Benefits of pgvector

By using pgvector, you are adding vector search to the PostgreSQL capabilities, removing the need to build the dedicated functionality elsewhere. This extension provides the following capabilities:

  • Accelerate machine learning adoption: vector search is now only a SQL query away, therefore all tools able to connect with PostgreSQL can now benefit from similarity search queries out of the box.

  • No data movement: by storing embeddings alongside the existing relational data, the queries can run directly on top of PostgreSQL, without the need to export, transform and reconcile the data.

  • Empower existing architectures: PostgreSQL is already widely used in organizations, with pgvector coming as a plug-and-play extension allowing for any dataset to be addressed with vector search functionality without having additional databases.

  • Mix vector search with transactional data: vector search alone can be quite limited. The power of pgvector is that it provides the vector similarity functions alongside the relational data, allowing users to enrich vector queries with additional attributes and filters based on other columns and tables stored in the same database.

  • ACID + similarity search: since it's based on PostgreSQL, you can benefit its ACID (Atomicity, Consistency, Isolation, and Durability) properties and mix them with vector similarity queries.

Getting started with pgvector in Aiven for PostgreSQL

pgvector is supported in all new Aiven for PostgreSQL instances with version 13 or later. If you have an existing Aiven for PostgreSQL on version 13 or newer and you wish to enable pgvector, check for maintenance updates. After applying the one mentioning pgvector, you'll be able to use the extension.

Once the PostgreSQL instance is equipped with pgvector, you can enable the extension by connecting with a SQL client (e.g. psql) and executing the following command

CREATE EXTENSION VECTOR

With the extension enabled you can now define columns of type VECTOR specifying the dimensionality. The following example creates a table with a vector column having 3 dimensions.

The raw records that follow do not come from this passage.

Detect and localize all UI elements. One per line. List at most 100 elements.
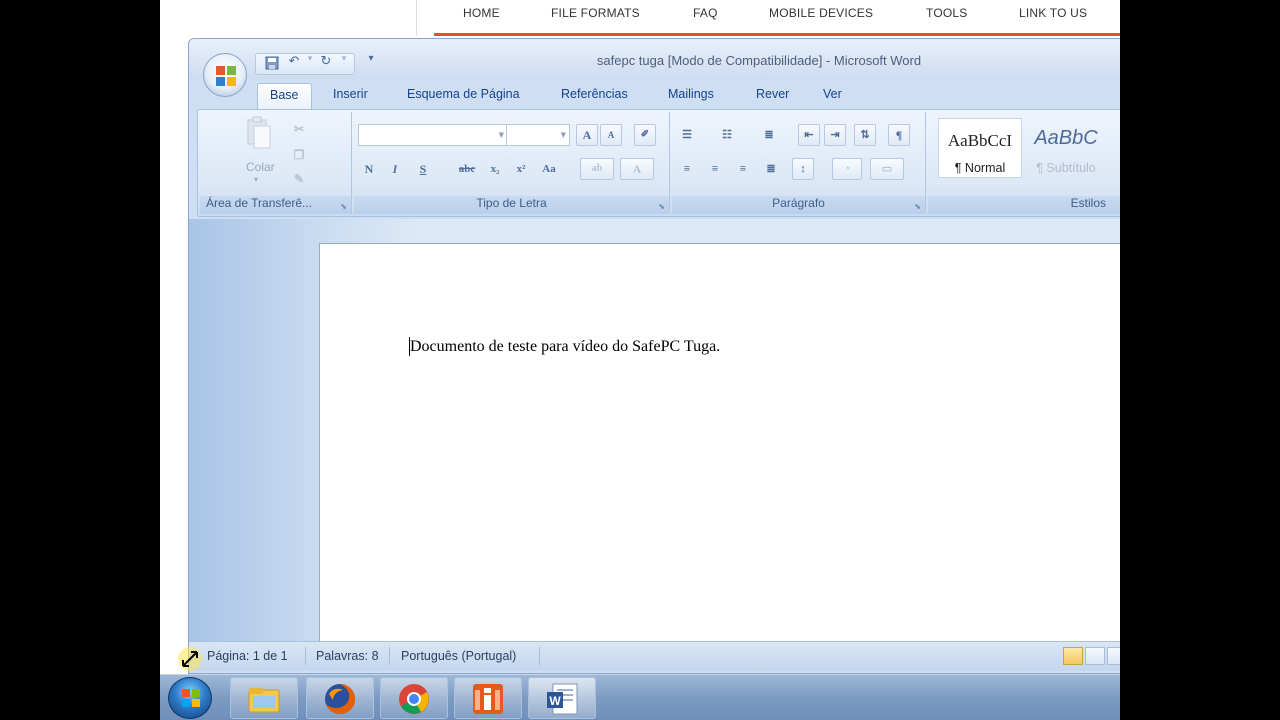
font-name-combo[interactable]: ▼ <box>358 124 508 146</box>
taskbar: W <box>160 674 1120 720</box>
clear-formatting-icon[interactable]: ✐ <box>634 124 656 146</box>
shading-icon[interactable]: ◔ <box>832 158 862 180</box>
paste-label[interactable]: Colar <box>246 160 275 174</box>
italic-button[interactable]: I <box>384 158 406 180</box>
font-group: ▼ ▼ A A ✐ N I S abc x₂ x² Aa ab A Tipo d… <box>354 112 670 214</box>
style-subtitle[interactable]: AaBbC ¶ Subtítulo <box>1024 118 1108 178</box>
quick-access-toolbar: ↶ ▾ ↻ ▾ <box>255 53 355 75</box>
full-screen-view-icon[interactable] <box>1085 647 1105 665</box>
font-color-icon[interactable]: A <box>620 158 654 180</box>
document-area: Documento de teste para vídeo do SafePC … <box>189 219 1120 663</box>
tab-mailings[interactable]: Mailings <box>668 87 714 101</box>
firefox-icon <box>325 683 356 714</box>
redo-icon[interactable]: ↻ <box>316 54 336 72</box>
style-subtitle-name: ¶ Subtítulo <box>1036 161 1096 175</box>
font-size-combo[interactable]: ▼ <box>506 124 570 146</box>
underline-button[interactable]: S <box>412 158 434 180</box>
style-normal-name: ¶ Normal <box>954 161 1006 175</box>
justify-icon[interactable]: ≣ <box>760 158 782 180</box>
strikethrough-button[interactable]: abc <box>452 158 482 180</box>
web-layout-view-icon[interactable] <box>1107 647 1120 665</box>
tab-base[interactable]: Base <box>257 83 312 110</box>
taskbar-info-app[interactable] <box>454 677 522 719</box>
ribbon: Colar ▾ ✂ ❐ ✎ Área de Transferê... ⬊ ▼ ▼… <box>197 109 1120 217</box>
nav-tools[interactable]: TOOLS <box>926 6 967 20</box>
start-button[interactable] <box>168 677 212 719</box>
highlight-icon[interactable]: ab <box>580 158 614 180</box>
nav-divider <box>416 0 417 36</box>
nav-home[interactable]: HOME <box>463 6 500 20</box>
screen: HOME FILE FORMATS FAQ MOBILE DEVICES TOO… <box>160 0 1120 720</box>
format-painter-icon[interactable]: ✎ <box>288 168 310 190</box>
paste-icon[interactable] <box>244 116 274 152</box>
sort-icon[interactable]: ⇅ <box>854 124 876 146</box>
grow-font-button[interactable]: A <box>576 124 598 146</box>
status-bar: Página: 1 de 1 Palavras: 8 Português (Po… <box>189 641 1120 671</box>
font-launcher-icon[interactable]: ⬊ <box>658 202 665 211</box>
status-separator <box>539 647 540 665</box>
shrink-font-button[interactable]: A <box>600 124 622 146</box>
bullets-icon[interactable]: ☰ <box>676 124 698 146</box>
numbering-icon[interactable]: ☷ <box>716 124 738 146</box>
windows-logo-icon <box>182 689 200 707</box>
paragraph-group: ☰ ☷ ≣ ⇤ ⇥ ⇅ ¶ ≡ ≡ ≡ ≣ ↕ ◔ ▭ Parágrafo ⬊ <box>672 112 926 214</box>
window-title: safepc tuga [Modo de Compatibilidade] - … <box>596 53 922 68</box>
app-icon <box>473 684 503 714</box>
align-right-icon[interactable]: ≡ <box>732 158 754 180</box>
align-left-icon[interactable]: ≡ <box>676 158 698 180</box>
status-language[interactable]: Português (Portugal) <box>401 649 516 663</box>
word-icon: W <box>547 683 578 715</box>
decrease-indent-icon[interactable]: ⇤ <box>798 124 820 146</box>
style-normal[interactable]: AaBbCcI ¶ Normal <box>938 118 1022 178</box>
office-logo-icon <box>216 66 236 86</box>
line-spacing-icon[interactable]: ↕ <box>792 158 814 180</box>
paragraph-group-label: Parágrafo <box>672 196 925 214</box>
superscript-button[interactable]: x² <box>510 158 532 180</box>
redo-dropdown-icon[interactable]: ▾ <box>334 54 354 72</box>
styles-group-label: Estilos <box>928 196 1120 214</box>
nav-accent-bar <box>434 33 1120 36</box>
tab-referencias[interactable]: Referências <box>561 87 628 101</box>
ribbon-tabs: Base Inserir Esquema de Página Referênci… <box>189 79 1120 110</box>
status-page[interactable]: Página: 1 de 1 <box>207 649 288 663</box>
tab-inserir[interactable]: Inserir <box>333 87 368 101</box>
show-marks-button[interactable]: ¶ <box>888 124 910 146</box>
cut-icon[interactable]: ✂ <box>288 118 310 140</box>
taskbar-firefox[interactable] <box>306 677 374 719</box>
nav-file-formats[interactable]: FILE FORMATS <box>551 6 640 20</box>
taskbar-chrome[interactable] <box>380 677 448 719</box>
subscript-button[interactable]: x₂ <box>484 158 506 180</box>
paste-dropdown-icon[interactable]: ▾ <box>254 175 258 184</box>
website-nav: HOME FILE FORMATS FAQ MOBILE DEVICES TOO… <box>160 0 1120 38</box>
tab-rever[interactable]: Rever <box>756 87 789 101</box>
increase-indent-icon[interactable]: ⇥ <box>824 124 846 146</box>
status-separator <box>389 647 390 665</box>
copy-icon[interactable]: ❐ <box>288 144 310 166</box>
explorer-icon <box>248 688 280 713</box>
customize-qat-icon[interactable]: ▾ <box>361 53 381 71</box>
borders-icon[interactable]: ▭ <box>870 158 904 180</box>
change-case-button[interactable]: Aa <box>538 158 560 180</box>
office-button[interactable] <box>203 53 247 97</box>
tab-ver[interactable]: Ver <box>823 87 842 101</box>
document-page[interactable]: Documento de teste para vídeo do SafePC … <box>319 243 1120 663</box>
taskbar-explorer[interactable] <box>230 677 298 719</box>
nav-faq[interactable]: FAQ <box>693 6 718 20</box>
taskbar-word[interactable]: W <box>528 677 596 719</box>
nav-mobile-devices[interactable]: MOBILE DEVICES <box>769 6 873 20</box>
document-text[interactable]: Documento de teste para vídeo do SafePC … <box>410 338 720 356</box>
style-subtitle-preview: AaBbC <box>1034 127 1098 149</box>
align-center-icon[interactable]: ≡ <box>704 158 726 180</box>
title-bar: ↶ ▾ ↻ ▾ ▾ safepc tuga [Modo de Compatibi… <box>189 39 1120 79</box>
print-layout-view-icon[interactable] <box>1063 647 1083 665</box>
multilevel-list-icon[interactable]: ≣ <box>758 124 780 146</box>
clipboard-launcher-icon[interactable]: ⬊ <box>340 202 347 211</box>
status-words[interactable]: Palavras: 8 <box>316 649 379 663</box>
status-separator <box>305 647 306 665</box>
paragraph-launcher-icon[interactable]: ⬊ <box>914 202 921 211</box>
chrome-icon <box>399 684 429 714</box>
tab-esquema-de-pagina[interactable]: Esquema de Página <box>407 87 520 101</box>
nav-link-to-us[interactable]: LINK TO US <box>1019 6 1087 20</box>
bold-button[interactable]: N <box>358 158 380 180</box>
save-icon[interactable] <box>262 55 282 73</box>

CREATE TABLE COLORS(COLOR TEXT PRIMARY KEY, RGB VECTOR(3));

You can now insert data in the COLORS table with:

INSERT INTO COLORS VALUES ('RED','[255,0,0]'); INSERT INTO COLORS VALUES ('GREEN','[0,255,0]'); INSERT INTO COLORS VALUES ('BLUE','[0,0,255]'); INSERT INTO COLORS VALUES ('AQUA','[0,255,255]'); INSERT INTO COLORS VALUES ('BLACK','[0,0,0]'); INSERT INTO COLORS VALUES ('WHITE','[255,255,255]');

And find the euclidean distance between the existing colors in the COLORS table and the pink color (255,153,204) with:

select *, rgb <-> '[255,153,204]' distance from colors order by 3;

The result shows that WHITE is the closest color to the PINK;

color | rgb | distance --------+-----------------+--------------------  WHITE | [255,255,255] | 114.03946685248927  RED | [255,0,0] | 255  AQUA | [0,255,255] | 279.3385043276347  BLUE | [0,0,255] | 301.72006893808043  GREEN | [0,255,0] | 342.11840055746785  BLACK | [0,0,0] | 360.62445840513925 (6 rows)

Pricing & availability

Aiven for PostgreSQL is available on all major cloud service providers - AWS, Google Cloud and Microsoft Azure - in over 150 regions globally.
The pgvector extension is available for all customers who are using Aiven for PostgreSQL with PostgreSQL version 13 and above.
You can find all extensions available for Aiven for PostgreSQL in this document

You can start Aiven for PostgreSQL for free or choose startup, business and premium plans for more storage and high availability. The startup plan starts at $0.151/hour.

Bring vector search to transactional data

pgvector enables vector search on top of any PostgreSQL database, providing a wide range of similarity functions accessible with the same SQL interface we use for day to day queries.